Шуше — шестнадцать, семнадцать, восемнадцать, девятнадцать… лет, до двадцати цифры значения не имеют, зато разменянный третий десяток накидывает уже весомые годики-гирьки. До двадцати у Шуши — роман с младшим братом мужа старшей сестры Эммы Эдуардовны. Это прилично и почти по-бюргерски, по-сказочному. Семеро братьев взяли в жены семеро сестер… и пошла-поехала житуха… Но кривое зеркало исказило канон…
Началось все с Миши, точнее, с Эмминого замужества. Шуша с мамой старательно и терпеливо дожидались этого события. «Эммочке уже пора, ведь ей двадцать семь…» — говорила мама и объясняла все «поздним зажиганием». А у Шуши разыгрывалось воображение, и она представляла, как Эмма медленно горит на медленном огне. Шуша нисколько не расстраивалась из-за того, что Эмма задерживается и отстает от своих толстых одноклассниц в платьях фасона ночной рубашки… Они все остались в родной деревне под Бухарой и усердно плодились. Эмма же теперь была далекой и столичной. «Рано выходят замуж только глупые и некрасивые», — оптимизм, подхваченный Шушей неизвестно где.
Эмма — слишком старшая сестра. А Александра — слишком поздний ребенок. Одна родилась, другая уехала учиться. В столицу. Одна — мокрый комочек под названием «девочка», другая — уже не девочка. Виделись раз в год, летом. Эмма чересчур нервная и серьезная в те краткие моменты, когда не читает и не спит. Читала она удивительно беззаботно, сидя в шезлонге, раскачивая на носке заношенную туфлю на шпильке. Перед ней всегда стояла заветная вазочка, из которой Эмма поминутно, не глядя, брала персик и рассеянно высасывала из него соки, которые стекали между пальцев на локоть, а после на халат.
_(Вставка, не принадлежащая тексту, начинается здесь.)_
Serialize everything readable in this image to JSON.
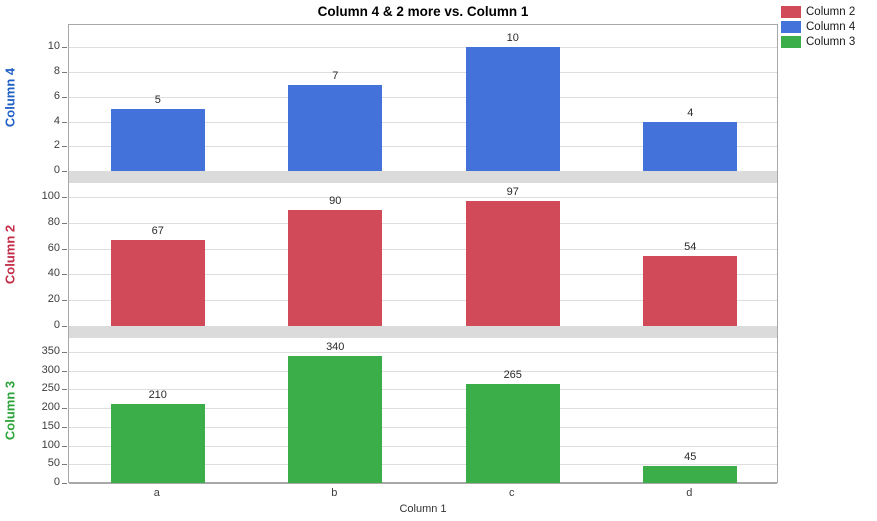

Шуша донимала ее расспросами, Эмма огрызалась. Ей позволялось все, ее дожидались целый год, ее обожали и побаивались. Она не могла ошибиться и «неправильно» выйти замуж. Все тяготы бездомной Эмминой жизни — училище, общаги, загородный санаторий, где она подтирала попки анемичным детишкам, — как будто позади. Она наконец-то дала клятву Гиппократа, сбылась медицинская мечта идиота, Эмма поступила в санитарно-гигиенический, и на первом же курсе ее выбрали старостой, потому что она лучше всех умела притвориться общественно полезной и как самую старшую из присутствующих дам-с. Как староста, Эмма навестила в больнице некоего студента М. с вырезанным аппендиксом. Студент М. влюбился в резкий профиль своей старосты и… так они сидели, смущенные, чертя пыльные вензеля по больничной тумбочке.
Сидели-сидели и решили пожениться. Мишина семья по этому поводу благосклонно молчала. Весной все можно. Маму звали Луизой, она никак не предполагала, что сын и впрямь женится. Папа Лева тоже не думал и страдал отдышкой. У них на двоих билось одно коренастое еврейское сердце.